Where do you start! If you are scared of hurricanes as we are, we decided on a concrete structure. What type of concrete structure? Poured in place, tilt up panels, concrete block? I was first concerned by the cost. After speaking to contractors and architects I am concerned about what processes are available in the area we are building. Poured in place walls require forms to be used. Who is using forms in the area? Who is familiar with the process? It may not be available in the area we are building. Some contractors know what they know, and nothing else. In a remote area there may be limited choices to what you can get.
I have not had any luck with contractors who use tilt-up concrete walls, pre-fabricated walls, or poured-in-place concrete walls either.
The typical construction method is to use concrete block, with rebar. Some methods I have heard of call for only the cells with rebar to be filled with concrete. I don’t know if this method is still used or have the building codes been changed to disallow this. The safest method is to use concrete block, rebar and fill all cells with concrete.

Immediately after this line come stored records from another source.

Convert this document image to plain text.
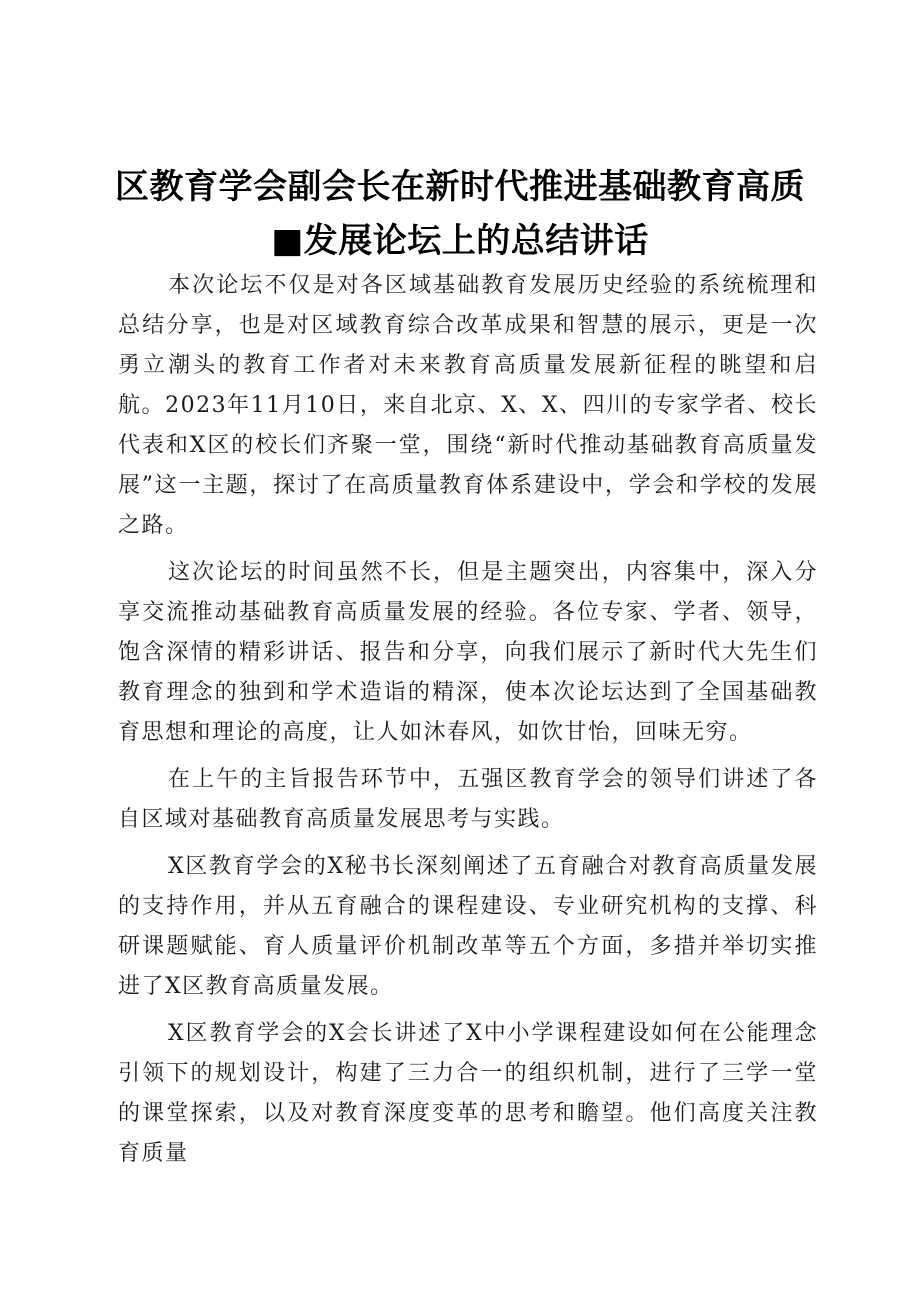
区教育学会副会长在新时代推进基础教育高质
■发展论坛上的总结讲话

本次论坛不仅是对各区域基础教育发展历史经验的系统梳理和总结分享，也是对区域教育综合改革成果和智慧的展示，更是一次勇立潮头的教育工作者对未来教育高质量发展新征程的眺望和启航。2023年11月10日，来自北京、X、X、四川的专家学者、校长代表和X区的校长们齐聚一堂，围绕“新时代推动基础教育高质量发展”这一主题，探讨了在高质量教育体系建设中，学会和学校的发展之路。

这次论坛的时间虽然不长，但是主题突出，内容集中，深入分享交流推动基础教育高质量发展的经验。各位专家、学者、领导，饱含深情的精彩讲话、报告和分享，向我们展示了新时代大先生们教育理念的独到和学术造诣的精深，使本次论坛达到了全国基础教育思想和理论的高度，让人如沐春风，如饮甘怡，回味无穷。

在上午的主旨报告环节中，五强区教育学会的领导们讲述了各自区域对基础教育高质量发展思考与实践。

X区教育学会的X秘书长深刻阐述了五育融合对教育高质量发展的支持作用，并从五育融合的课程建设、专业研究机构的支撑、科研课题赋能、育人质量评价机制改革等五个方面，多措并举切实推进了X区教育高质量发展。

X区教育学会的X会长讲述了X中小学课程建设如何在公能理念引领下的规划设计，构建了三力合一的组织机制，进行了三学一堂的课堂探索，以及对教育深度变革的思考和瞻望。他们高度关注教育质量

This makes the structure stronger and heavier. All parts of the structure need to be designed for the additional weight. That makes the price go up. What finish should we use on the outside? I think I prefer a stucco finish. Hopefully waterproof and easily repaired. How do you clean a raw concrete block wall? Do you waterproof the concrete block? What process is used for applying stucco? What color, what texture?

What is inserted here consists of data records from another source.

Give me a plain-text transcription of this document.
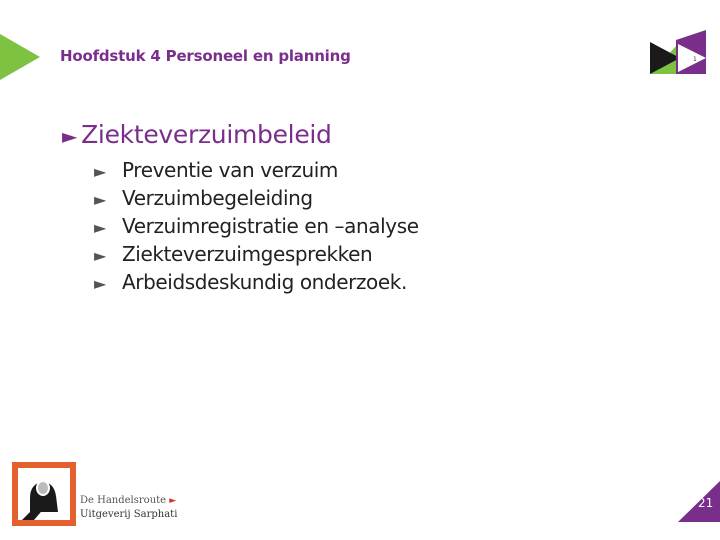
Hoofdstuk 4 Personeel en planning
L
1
► Ziekteverzuimbeleid
► Preventie van verzuim
► Verzuimbegeleiding
► Verzuimregistratie en –analyse
► Ziekteverzuimgesprekken
► Arbeidsdeskundig onderzoek.
De Handelsroute ►
Uitgeverij Sarphati
21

I am getting closer to making ICF blocks our choice. They are rigid foam on two sides (similar to Legos) with concrete and rebar added between the walls after the forms are set. The concern I have is that, within a hurricane zone, how do you finish the outside wall? The ICF blocks are lightweight, easy to cut and set up, and have built in insulation. But, the outside facing wall is still foam! How do you finish a foam outside wall? There are finishes that can be used but do they protect the house? If damaged can it be repaired?

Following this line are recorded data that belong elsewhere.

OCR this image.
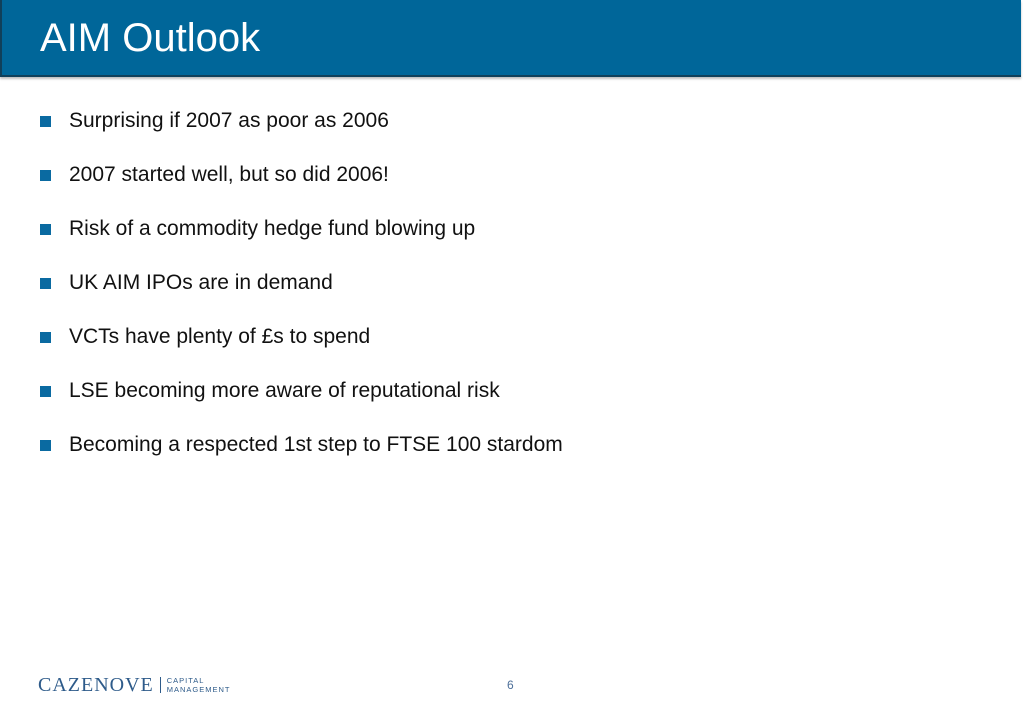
AIM Outlook
Surprising if 2007 as poor as 2006
2007 started well, but so did 2006!
Risk of a commodity hedge fund blowing up
UK AIM IPOs are in demand
VCTs have plenty of £s to spend
LSE becoming more aware of reputational risk
Becoming a respected 1st step to FTSE 100 stardom
CAZENOVE CAPITAL
MANAGEMENT	6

How do you compare the “R-value” (insulation value) of the different manufacturers’ ICF forms? The “effective R values” aren’t consistently derived from one manufacturer to the next, and are climate-, site-, and project-specific. For comparison purposes between not only ICFs but all wall systems, steady-state R-values should be the prize number, and mass effect considered as a subsequent part of the equation. I have tried to find this number across a few of the major ICF companies online, without success.
Concrete block is another choice. It is easy to work with, familiar to most locals, and the labor force does not have to be highly experienced. But, not all concrete blocks are made the same. What PSI strength are they created to meet? In a hurricane area is a higher PSI block necessary, affordable or available? What size block do you use 4” deep, 8” deep? Are all concrete blocks filled with concrete/mortar? ICF forms require it. What type is used? What is the strength? What size of aggregate do you use or is it more of a mortar mix? How do you make sure all cells are filled and worked around the rebar?
In an area of high salt content the use of rebar is problematic. Does it sit out in the rain and salt air, and begin to rust? Do you get zinc coated rebar? Zinc will take the corrosion before the steel will. Other coatings? Is it cost effective? Do you need any coating for rebar within concrete block? Talk to the engineer/architect I guess. For the concrete fill, what PSI do you use? Is using anti-spall additives worthwhile? I read that it is best to treat the steel rebar directly with corroseal, it adds 50+ years for spalling prevention.
I hope to install a concrete depression on the edge of the concrete slab so blocks are a little lower than the floors. This is to help prevent wind driven rain from pushing into the interior of the house.